The simplicity of the model, the extension of the time scale and system size allows very fast simulations of even larger proteins. This model can provide large sets of low resolution protein-like structures, which can be used as starting structures for more accurate methods. Therefore, the SURPASS model opens up the possibility of effective multiscale modelling of dynamics and structural transformations in long time simulations for large proteins or their complexes, which are currently beyond the reach of the available coarse-grained higher resolution methods. It is relatively easy to extend the range of application of the model to membrane and multidomain proteins and other complexes of biomolecular systems.

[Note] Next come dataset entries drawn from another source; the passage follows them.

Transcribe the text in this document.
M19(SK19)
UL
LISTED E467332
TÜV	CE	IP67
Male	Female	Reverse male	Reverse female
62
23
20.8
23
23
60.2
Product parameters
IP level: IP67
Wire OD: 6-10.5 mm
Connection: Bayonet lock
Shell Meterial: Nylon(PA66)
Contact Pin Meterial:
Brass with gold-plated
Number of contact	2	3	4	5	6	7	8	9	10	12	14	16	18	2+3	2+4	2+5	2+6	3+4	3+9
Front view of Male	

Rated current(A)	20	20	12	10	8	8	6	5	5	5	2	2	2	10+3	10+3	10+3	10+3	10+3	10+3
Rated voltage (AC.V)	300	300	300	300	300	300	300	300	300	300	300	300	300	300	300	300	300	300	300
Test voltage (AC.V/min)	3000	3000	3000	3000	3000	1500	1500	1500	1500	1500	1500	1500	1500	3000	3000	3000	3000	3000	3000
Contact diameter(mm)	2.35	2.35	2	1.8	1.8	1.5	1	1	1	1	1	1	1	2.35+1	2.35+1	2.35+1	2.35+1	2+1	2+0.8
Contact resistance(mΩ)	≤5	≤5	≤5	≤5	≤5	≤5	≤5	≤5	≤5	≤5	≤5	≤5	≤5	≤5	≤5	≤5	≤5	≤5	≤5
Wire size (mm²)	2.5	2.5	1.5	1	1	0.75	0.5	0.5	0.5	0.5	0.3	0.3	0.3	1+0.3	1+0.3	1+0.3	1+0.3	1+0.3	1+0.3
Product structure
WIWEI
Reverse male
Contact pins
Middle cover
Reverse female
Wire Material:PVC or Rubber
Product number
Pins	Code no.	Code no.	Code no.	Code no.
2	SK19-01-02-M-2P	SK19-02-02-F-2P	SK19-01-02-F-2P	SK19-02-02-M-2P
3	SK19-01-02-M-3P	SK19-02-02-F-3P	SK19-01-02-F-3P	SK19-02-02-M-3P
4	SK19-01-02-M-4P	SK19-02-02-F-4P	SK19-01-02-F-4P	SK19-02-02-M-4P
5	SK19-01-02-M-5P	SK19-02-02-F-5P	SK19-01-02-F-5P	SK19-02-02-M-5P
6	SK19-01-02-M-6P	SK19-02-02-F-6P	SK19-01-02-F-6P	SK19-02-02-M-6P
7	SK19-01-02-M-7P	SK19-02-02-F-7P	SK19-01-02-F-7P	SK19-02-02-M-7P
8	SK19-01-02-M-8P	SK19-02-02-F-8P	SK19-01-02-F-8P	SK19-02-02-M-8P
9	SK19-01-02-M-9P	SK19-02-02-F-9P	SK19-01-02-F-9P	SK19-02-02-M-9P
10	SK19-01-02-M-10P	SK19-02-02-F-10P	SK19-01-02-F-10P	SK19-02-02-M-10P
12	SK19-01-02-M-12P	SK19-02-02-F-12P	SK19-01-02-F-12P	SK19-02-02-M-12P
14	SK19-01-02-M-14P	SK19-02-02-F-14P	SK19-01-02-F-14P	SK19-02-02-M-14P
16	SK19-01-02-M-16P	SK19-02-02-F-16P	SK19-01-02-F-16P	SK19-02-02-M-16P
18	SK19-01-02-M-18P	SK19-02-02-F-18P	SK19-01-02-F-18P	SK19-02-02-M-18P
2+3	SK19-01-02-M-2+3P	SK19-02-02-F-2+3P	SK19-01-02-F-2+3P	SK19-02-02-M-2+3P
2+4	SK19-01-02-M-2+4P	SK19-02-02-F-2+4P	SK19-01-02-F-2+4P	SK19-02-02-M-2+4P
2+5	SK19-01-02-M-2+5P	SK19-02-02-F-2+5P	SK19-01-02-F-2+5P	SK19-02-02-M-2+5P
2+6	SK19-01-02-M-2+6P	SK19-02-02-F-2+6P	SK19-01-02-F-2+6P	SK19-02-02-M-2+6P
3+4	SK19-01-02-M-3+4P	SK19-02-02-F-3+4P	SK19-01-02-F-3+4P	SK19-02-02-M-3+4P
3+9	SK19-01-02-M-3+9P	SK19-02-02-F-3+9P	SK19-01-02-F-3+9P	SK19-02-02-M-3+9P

6. Papers on SURPASS development and applications
Aleksandra E. Dawid, Dominik Gront, and Andrzej Kolinski, Coarse-Grained Modeling of the Interplay between Secondary Structure Propensities and Protein Fold Assembly, J. Chem. Theory Comput. 2017, 2018, 14, 4, 2277-2287
Sebastian Kmiecik, Maksim Kouza, Aleksandra E. Badaczewska-Dawid, Andrzej Kloczkowski, Andrzej Kolinski, Modeling of Protein Structural Flexibility and Large-Scale Dynamics: Coarse-grained Simulations and Elastic Network Models, Int. J. Mol. Sci. 2018, 19, 3496
7. Reference protein datasets
The database contains 4600 polypeptide chains with lengths from 20 to 1193 amino acid residues, which are a representative and nonredundant subset of all families of known protein structures. The resolution of PISCES structures is not worse than 1.6 Å and sequence similarity does not exceed 60%. These data were used for statistical analysis, which resulted in reliable and universal statistical potentials for the SURPASS model. These structures were also used to prepare a library of SUReLib fragments, and 2650 (DUN_2650) of them also to optimise and test the reconstruction algorithm.
A collection of known globular protein structures consisting of 195 chains containing proteins of various architecture (alpha horseshoe, helix boundle, roll, san-dwich, barrel), size (48-559 amino acid residues), or secondary structure content. The proteins from this set were used to model the protein structure using the SURPASS model and to test the SUReLib reconstruction algorithm.
A collection of known protein structures containing 62 chains, which was developed by David Baker's team and is one of the basic test sets for ROSETTA. It was used to evaluate the effectiveness of the SUReLib algorithm applied to reconstructing alpha carbon positions from the coarse-grained SURPASS representation.